Harris almost beat him in 2016. This was the rematch.

Rep. Robert Pittenger has lost his House seat to Mark Harris.
Rep. Robert Pittenger has lost his House seat to Mark Harris.
Rep. Robert Pittenger has lost his House seat to Mark Harris.
Michael Probst/AP

Primary challengers claimed their first victory against establishment Republicans on Tuesday night in North Carolina, where incumbent Rep. Robert Pittenger lost the nomination to successful challenger Mark Harris.

Harris, a conservative former senior pastor of Charlotte’s First Baptist Church and former president of the North Carolina Baptist Convention, won the contentious Republican primary in North Carolina’s Ninth District, in what was a rematch of a close 2016 race.

Two years ago, Pittenger managed to hold on to the district by just over 130 votes. Despite some early favorable polling, the North Carolina Republican, who has served in the House since 2013, wasn’t able to hold on to the district again.

His loss is a story of both North Carolina’s heavy gerrymandering and the tensions between the establishment Republican Party and more conservative base.

NC-9 is a heavily suburban and gerrymandered district around Charlotte; the district lines were redrawn just before the 2016 elections, opening the race to not only a challenge from Harris but also a strong third challenger that ate away at Pittenger’s voter base.

This year, Pittenger largely outspent Harris but still fell short to the conservative challenger, who tried to paint the incumbent as a “Republican liberal” and attacked him for voting for Congress’s massive spending deal, “mortgaging the future of our kids and our grandkids.”

Harris, who was a leader in the successful 2012 push to pass a state constitutional amendment reaffirming North Carolina’s same-sex marriage ban (which was rendered moot by the US Supreme Court decision), has been a name in North Carolina politics for a while.

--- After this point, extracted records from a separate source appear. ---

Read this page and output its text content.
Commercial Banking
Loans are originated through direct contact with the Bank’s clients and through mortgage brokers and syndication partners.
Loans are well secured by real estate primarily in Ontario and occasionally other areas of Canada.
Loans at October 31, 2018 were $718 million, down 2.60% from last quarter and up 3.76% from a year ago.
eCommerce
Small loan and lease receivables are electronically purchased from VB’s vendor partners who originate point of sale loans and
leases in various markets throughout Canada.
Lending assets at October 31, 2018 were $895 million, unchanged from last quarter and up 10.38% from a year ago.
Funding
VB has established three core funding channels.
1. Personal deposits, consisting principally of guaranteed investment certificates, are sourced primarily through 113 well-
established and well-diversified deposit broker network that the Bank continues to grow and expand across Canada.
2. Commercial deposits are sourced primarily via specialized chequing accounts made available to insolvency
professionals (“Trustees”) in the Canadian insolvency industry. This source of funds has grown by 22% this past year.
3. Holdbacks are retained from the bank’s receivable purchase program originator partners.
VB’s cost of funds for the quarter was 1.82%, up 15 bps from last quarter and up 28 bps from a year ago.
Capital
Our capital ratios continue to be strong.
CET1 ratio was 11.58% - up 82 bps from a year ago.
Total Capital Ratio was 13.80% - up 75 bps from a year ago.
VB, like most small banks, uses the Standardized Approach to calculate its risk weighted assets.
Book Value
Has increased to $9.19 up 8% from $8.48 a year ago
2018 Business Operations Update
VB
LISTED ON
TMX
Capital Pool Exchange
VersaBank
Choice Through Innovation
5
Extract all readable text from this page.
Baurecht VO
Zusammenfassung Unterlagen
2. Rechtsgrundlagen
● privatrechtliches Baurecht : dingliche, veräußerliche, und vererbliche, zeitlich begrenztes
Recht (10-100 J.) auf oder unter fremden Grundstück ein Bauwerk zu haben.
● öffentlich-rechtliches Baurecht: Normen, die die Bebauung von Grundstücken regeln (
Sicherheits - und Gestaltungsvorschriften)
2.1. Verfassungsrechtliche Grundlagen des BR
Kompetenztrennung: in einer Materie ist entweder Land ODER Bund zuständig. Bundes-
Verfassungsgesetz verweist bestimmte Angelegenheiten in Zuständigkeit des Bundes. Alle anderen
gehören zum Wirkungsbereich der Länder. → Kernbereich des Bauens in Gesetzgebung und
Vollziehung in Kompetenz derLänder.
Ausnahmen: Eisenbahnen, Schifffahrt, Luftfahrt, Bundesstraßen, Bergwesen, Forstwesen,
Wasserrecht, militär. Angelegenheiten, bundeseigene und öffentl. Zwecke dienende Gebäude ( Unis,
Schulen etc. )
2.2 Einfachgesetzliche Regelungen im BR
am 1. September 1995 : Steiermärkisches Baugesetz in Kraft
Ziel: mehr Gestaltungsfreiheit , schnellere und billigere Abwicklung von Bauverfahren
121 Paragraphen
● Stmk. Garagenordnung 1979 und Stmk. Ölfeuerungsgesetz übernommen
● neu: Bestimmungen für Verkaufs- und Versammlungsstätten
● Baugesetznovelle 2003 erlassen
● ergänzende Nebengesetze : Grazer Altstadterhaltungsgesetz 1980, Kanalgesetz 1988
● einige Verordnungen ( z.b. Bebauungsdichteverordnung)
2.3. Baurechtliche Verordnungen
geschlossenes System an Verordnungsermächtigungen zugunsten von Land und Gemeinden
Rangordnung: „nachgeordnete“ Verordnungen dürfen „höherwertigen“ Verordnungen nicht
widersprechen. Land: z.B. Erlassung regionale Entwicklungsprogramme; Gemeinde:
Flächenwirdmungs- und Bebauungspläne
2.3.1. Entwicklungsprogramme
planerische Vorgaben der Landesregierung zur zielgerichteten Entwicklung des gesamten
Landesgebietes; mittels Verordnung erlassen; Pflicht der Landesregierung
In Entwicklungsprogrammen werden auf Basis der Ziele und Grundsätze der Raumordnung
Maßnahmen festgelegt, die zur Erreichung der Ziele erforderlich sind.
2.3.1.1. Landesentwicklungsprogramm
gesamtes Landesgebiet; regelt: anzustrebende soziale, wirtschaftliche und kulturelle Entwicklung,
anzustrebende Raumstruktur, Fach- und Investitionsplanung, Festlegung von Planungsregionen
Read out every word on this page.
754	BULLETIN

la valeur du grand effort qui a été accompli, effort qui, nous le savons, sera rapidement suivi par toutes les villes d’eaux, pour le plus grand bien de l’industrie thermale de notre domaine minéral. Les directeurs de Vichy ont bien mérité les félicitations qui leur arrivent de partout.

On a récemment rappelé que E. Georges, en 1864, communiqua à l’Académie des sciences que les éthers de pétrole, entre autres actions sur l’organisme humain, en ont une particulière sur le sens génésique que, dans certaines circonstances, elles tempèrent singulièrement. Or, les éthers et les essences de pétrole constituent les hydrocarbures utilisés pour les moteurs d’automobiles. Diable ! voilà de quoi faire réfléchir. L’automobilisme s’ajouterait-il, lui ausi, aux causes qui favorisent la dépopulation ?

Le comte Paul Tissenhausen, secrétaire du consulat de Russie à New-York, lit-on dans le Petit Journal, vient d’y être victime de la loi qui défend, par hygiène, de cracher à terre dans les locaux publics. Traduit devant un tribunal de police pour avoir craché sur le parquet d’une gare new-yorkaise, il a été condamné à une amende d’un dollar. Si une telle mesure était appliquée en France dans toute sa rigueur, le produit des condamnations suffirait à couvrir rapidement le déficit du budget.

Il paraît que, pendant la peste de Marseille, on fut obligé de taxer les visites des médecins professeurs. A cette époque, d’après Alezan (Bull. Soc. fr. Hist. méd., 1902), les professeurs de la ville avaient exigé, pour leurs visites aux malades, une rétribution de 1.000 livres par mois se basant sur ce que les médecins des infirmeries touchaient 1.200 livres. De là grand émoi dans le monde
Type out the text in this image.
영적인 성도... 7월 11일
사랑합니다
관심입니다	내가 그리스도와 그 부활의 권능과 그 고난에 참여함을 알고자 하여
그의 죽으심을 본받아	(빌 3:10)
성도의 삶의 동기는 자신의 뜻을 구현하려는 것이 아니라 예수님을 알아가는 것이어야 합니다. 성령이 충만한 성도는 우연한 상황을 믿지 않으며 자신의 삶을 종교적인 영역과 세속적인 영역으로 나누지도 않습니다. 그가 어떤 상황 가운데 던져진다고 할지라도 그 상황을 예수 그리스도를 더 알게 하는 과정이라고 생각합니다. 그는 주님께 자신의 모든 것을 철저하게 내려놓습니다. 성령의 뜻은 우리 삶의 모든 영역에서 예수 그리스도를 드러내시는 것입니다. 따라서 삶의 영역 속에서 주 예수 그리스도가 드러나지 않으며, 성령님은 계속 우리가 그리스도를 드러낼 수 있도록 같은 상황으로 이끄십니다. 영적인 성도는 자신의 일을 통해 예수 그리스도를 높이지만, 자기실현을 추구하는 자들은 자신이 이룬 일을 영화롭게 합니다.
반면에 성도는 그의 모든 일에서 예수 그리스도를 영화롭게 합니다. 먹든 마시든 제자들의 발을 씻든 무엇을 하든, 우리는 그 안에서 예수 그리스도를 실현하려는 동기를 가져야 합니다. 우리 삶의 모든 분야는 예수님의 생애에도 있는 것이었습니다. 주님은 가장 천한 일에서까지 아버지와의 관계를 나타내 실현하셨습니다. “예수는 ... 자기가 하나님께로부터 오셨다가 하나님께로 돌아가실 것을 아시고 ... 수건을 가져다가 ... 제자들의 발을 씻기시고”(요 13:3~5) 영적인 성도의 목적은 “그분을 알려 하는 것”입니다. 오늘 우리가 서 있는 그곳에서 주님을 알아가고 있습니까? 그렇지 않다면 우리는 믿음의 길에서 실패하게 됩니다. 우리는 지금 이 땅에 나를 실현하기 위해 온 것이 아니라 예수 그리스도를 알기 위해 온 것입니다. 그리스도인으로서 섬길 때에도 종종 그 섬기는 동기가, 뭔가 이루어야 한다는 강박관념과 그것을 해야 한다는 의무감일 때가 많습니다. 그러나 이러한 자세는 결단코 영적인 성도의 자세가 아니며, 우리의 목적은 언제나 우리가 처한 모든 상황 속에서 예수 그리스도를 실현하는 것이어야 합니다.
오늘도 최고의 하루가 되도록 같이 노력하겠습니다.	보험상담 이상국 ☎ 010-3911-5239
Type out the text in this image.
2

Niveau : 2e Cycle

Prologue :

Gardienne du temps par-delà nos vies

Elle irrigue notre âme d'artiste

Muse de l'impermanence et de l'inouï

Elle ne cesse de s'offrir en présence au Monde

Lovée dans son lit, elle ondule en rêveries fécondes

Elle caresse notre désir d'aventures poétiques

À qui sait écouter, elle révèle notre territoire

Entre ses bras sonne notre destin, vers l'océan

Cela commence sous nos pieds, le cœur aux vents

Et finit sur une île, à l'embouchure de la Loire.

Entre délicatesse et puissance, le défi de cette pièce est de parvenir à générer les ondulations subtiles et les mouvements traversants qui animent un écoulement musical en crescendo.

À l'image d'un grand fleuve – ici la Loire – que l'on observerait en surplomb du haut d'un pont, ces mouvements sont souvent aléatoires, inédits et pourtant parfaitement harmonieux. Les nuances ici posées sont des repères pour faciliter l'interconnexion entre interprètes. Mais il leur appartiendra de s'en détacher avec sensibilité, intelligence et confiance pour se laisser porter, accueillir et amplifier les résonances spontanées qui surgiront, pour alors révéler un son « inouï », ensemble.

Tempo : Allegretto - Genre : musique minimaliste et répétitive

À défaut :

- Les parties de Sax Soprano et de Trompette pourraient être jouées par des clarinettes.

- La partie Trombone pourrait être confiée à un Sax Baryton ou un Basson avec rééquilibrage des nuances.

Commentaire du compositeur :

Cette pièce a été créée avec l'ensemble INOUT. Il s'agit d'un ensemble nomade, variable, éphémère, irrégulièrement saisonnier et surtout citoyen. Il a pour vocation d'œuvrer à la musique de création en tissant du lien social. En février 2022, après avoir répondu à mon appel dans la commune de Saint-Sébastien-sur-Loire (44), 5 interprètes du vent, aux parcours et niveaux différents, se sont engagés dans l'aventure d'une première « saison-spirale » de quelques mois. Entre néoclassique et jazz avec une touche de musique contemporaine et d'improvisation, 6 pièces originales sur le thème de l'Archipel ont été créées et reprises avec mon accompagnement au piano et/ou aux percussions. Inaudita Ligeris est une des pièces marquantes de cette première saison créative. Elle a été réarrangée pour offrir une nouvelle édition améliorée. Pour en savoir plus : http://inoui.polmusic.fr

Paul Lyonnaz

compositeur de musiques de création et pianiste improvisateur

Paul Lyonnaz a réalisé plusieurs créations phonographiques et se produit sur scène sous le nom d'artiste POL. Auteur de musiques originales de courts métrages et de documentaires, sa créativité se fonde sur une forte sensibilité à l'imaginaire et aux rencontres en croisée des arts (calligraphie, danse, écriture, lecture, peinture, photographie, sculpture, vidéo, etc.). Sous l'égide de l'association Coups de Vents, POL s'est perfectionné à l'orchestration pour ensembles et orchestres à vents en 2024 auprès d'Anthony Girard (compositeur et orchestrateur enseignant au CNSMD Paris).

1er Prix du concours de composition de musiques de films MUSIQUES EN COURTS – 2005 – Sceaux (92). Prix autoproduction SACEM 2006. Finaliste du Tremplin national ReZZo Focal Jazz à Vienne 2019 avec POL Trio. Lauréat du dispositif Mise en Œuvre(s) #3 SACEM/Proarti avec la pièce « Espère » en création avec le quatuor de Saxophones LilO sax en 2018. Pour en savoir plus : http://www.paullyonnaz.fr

He ran a failed bid for US Senate in 2014 and for the district House seat in 2016.

He’s finally surpassed the primary hurdle, but he could face a tougher general election than expected. While the district still leans Republican, it’s one of two districts Democrats are eyeing to flip in a wave election year.

The Democrats elected Dan McCready, a Marine Corps veteran and solar energy entrepreneur who has been compared to Pennsylvania’s Conor Lamb.